8月5日(金),研修科および本科グラフィックデザイン実習を専攻する受講生たちは,2011サイエンスパーク(北海道/北海道立総合研究機主催)に参加し,工作教室を開きました。未来を担う子どもたちへ向けて,科学を身近に感じながら理解を深めてもらおうと企画された展示・体験型イベントです。
タイトルは「モビールでつくるゆらゆらの森」。生態系や生物多様性の大切さをモビール工作を通して学び,自然界のバランスを表現しようという試みです。(今年2月に札幌市青少年科学館で実施した「絶滅が心配されている北海道の野鳥」に続く,第2弾の企画です。)
小学2年生から6年生まで,29名の子供たちが,会場となったサッポロファクトリーに集まりました。
今回の主役は北海道に生息するシマフクロウ。工作に取りかかる前にまずはクイズ形式のミニレクチャーです。人間による給餌と人工の巣によって保護されているシマフクロウの現状や,シマフクロウが自らの力で生きてゆける本来の森(生態系)を回復させるための取り組みを紹介しました。
ミニレクチャーが終わると,待ちに待った工作の開始です。

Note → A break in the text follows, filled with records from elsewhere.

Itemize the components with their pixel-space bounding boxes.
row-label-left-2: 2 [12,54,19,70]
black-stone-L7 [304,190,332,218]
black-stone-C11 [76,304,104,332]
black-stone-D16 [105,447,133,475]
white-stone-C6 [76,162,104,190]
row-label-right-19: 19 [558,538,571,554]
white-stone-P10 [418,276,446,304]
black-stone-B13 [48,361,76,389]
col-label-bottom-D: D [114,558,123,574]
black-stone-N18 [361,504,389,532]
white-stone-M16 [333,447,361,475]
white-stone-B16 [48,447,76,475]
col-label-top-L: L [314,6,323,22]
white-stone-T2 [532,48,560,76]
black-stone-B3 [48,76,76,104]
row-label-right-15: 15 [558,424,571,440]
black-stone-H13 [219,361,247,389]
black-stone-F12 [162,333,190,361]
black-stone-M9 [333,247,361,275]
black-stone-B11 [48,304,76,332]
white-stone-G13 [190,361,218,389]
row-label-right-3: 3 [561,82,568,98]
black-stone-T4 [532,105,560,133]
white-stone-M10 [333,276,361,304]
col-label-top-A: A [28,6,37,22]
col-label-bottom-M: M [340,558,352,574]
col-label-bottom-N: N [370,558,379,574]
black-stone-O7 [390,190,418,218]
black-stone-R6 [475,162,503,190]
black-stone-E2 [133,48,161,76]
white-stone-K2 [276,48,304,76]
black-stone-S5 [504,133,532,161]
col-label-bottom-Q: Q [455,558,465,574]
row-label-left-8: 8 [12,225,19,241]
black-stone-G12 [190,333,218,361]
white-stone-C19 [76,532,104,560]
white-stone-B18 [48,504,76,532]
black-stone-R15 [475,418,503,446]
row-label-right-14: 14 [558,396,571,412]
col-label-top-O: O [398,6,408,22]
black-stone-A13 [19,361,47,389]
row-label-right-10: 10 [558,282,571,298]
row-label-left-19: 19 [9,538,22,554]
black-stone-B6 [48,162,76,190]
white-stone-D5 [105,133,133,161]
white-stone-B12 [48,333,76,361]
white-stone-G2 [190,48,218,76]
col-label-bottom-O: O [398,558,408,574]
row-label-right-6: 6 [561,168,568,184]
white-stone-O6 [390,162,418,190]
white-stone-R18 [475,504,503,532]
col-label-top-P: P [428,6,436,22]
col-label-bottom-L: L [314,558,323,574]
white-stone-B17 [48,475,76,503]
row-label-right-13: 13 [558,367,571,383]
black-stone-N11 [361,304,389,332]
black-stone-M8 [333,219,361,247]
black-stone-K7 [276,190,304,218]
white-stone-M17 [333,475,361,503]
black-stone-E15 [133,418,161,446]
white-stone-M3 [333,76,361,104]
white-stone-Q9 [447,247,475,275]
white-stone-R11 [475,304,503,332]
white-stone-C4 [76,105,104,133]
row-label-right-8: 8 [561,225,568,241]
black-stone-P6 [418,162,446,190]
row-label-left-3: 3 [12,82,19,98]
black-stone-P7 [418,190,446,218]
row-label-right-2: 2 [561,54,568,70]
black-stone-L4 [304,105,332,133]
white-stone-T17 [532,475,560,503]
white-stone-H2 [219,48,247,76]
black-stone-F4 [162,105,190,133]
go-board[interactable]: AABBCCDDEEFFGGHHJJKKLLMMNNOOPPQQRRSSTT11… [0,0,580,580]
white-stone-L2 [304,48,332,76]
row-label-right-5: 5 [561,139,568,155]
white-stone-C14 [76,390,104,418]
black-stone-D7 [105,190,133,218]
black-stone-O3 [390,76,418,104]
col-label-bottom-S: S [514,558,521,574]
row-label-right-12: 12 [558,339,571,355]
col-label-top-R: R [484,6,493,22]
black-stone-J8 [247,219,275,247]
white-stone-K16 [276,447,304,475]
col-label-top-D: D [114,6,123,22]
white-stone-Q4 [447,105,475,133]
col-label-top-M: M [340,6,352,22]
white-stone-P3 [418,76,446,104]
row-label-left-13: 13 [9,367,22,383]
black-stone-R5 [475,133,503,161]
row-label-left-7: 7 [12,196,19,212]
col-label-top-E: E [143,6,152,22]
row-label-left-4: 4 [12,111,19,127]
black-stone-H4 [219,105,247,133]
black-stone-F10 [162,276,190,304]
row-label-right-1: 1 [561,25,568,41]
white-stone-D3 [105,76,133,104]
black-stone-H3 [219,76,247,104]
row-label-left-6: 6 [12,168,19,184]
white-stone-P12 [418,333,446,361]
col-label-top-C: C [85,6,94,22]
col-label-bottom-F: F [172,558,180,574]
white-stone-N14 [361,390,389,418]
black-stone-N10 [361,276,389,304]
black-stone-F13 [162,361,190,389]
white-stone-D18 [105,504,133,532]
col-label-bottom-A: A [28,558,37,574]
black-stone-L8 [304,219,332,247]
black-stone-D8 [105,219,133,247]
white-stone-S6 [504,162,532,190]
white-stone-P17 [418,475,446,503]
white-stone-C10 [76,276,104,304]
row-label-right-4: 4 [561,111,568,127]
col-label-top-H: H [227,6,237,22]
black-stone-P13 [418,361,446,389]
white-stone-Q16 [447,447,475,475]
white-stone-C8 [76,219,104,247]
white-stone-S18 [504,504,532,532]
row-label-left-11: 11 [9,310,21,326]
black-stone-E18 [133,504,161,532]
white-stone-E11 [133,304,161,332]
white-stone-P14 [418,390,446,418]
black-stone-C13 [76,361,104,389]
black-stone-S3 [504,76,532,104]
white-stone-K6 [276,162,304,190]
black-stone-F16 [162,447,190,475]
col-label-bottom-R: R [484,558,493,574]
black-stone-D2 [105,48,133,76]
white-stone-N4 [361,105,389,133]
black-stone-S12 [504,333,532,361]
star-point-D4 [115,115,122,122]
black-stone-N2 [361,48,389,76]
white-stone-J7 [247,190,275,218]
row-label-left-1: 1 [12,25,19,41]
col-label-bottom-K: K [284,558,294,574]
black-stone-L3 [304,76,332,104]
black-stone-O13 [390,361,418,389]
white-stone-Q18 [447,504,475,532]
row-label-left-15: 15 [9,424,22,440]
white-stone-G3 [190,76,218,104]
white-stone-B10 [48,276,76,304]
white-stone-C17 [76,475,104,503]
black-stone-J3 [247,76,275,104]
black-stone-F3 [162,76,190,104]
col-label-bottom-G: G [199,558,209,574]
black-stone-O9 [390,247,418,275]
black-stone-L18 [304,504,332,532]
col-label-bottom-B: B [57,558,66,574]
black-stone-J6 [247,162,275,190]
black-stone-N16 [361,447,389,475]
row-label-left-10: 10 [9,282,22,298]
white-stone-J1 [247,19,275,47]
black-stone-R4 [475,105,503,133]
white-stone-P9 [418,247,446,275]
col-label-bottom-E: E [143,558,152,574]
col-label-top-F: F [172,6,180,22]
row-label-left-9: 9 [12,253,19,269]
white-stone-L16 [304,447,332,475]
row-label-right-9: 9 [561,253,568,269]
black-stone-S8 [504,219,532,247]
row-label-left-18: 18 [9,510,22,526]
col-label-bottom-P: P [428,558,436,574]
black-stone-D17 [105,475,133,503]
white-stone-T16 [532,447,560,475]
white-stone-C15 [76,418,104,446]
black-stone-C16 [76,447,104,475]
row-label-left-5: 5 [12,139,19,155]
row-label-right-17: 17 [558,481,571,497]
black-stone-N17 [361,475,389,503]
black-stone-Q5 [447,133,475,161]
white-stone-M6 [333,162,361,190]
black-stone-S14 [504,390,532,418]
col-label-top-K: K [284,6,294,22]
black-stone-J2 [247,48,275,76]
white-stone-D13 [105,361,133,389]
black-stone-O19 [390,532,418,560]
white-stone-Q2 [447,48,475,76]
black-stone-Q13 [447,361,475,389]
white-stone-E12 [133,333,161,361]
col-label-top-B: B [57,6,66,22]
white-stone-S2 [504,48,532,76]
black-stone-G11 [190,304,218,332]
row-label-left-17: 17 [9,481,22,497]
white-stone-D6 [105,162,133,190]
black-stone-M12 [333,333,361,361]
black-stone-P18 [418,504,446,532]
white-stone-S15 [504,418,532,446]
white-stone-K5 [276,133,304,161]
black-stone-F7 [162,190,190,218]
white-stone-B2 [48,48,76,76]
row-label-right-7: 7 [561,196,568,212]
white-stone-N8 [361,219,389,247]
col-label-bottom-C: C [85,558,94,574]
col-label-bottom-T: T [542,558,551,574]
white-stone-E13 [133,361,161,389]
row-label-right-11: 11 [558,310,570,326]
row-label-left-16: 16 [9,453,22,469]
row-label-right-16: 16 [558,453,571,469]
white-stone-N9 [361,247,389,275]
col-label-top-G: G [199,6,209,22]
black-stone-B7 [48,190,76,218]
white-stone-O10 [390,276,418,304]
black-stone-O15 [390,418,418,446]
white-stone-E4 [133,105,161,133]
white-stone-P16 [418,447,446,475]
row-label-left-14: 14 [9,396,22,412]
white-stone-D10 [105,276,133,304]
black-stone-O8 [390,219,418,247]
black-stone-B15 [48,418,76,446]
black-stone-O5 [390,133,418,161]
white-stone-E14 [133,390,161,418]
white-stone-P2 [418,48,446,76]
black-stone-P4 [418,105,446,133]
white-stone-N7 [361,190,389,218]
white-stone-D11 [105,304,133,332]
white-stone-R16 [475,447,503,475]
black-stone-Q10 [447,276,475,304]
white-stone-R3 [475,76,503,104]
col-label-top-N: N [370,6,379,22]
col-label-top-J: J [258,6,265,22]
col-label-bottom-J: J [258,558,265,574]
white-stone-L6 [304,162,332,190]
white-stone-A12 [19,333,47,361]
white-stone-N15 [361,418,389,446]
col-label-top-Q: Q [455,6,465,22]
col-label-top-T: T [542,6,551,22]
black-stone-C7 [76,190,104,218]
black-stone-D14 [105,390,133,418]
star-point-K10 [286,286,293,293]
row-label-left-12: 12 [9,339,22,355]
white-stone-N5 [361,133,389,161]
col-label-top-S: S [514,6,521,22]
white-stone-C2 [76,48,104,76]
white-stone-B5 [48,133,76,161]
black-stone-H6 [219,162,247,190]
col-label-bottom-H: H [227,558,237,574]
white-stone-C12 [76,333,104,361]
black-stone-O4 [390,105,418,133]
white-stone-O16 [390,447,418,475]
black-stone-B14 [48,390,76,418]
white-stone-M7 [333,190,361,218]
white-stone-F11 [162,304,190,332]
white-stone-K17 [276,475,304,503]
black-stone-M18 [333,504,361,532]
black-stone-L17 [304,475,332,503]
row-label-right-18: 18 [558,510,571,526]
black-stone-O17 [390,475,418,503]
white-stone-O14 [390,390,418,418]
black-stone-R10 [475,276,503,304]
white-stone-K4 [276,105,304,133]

シマフクロウのほか,餌となるオショロコマやネズミなど5種類の動物や植物のイラストを用意しました。
子供たちは真剣な表情で,ハサミを使ってイラストを切り取ってゆきます。切り取り作業が終わると,いよいよモビールの組み立てです。切り取ったイラストと細長い棒,それを糸で結んでバランスをとりたいのですが,手先を使った細かい作業に多くの子供たちが苦戦している様子でした。
完成させるモビールは,シマフクロウとその餌となる動植物の関係(食物連鎖)をイメージさせたものです。しかし,直接的に「食べる」「食べられる」という関係だけで,生物多様性を理解することはできません。もっと多様で複雑な生命の集合体である本来の「豊かな森」について,まとめのミニレクチャーを小泉絢花さんが担当しました。
バランスをとる作業は意外と難しかったようです。完成できたのはほんの数名でしたが,できあがると,ゆらゆらと動くモビールを掲げて満足そうにしていました。そして参加した子供たちから「楽しかった!」,「難しかったけどまた挑戦したいです」,「今度は本州の動物について調べてみたい」など,たくさんの感想がよせられました。ある程度の難易度があってこそ,チャレンジしたいという気持ちにつながるのかもしれません。
最後に,このワークショップを企画するにあたり鈴木幸弥さん(CoSTEP修了生/日本野鳥の会札幌支部)より専門的な視点からアドバイスをもらいました。日本野鳥の会からは,シマフクロウに関する資料を提供してもらうなど,協力をいただいています。この場をかりて御礼申し上げます。
自然界のバランスをモビールで表現するプロジェクト,今後も継続させてゆきたいと思います。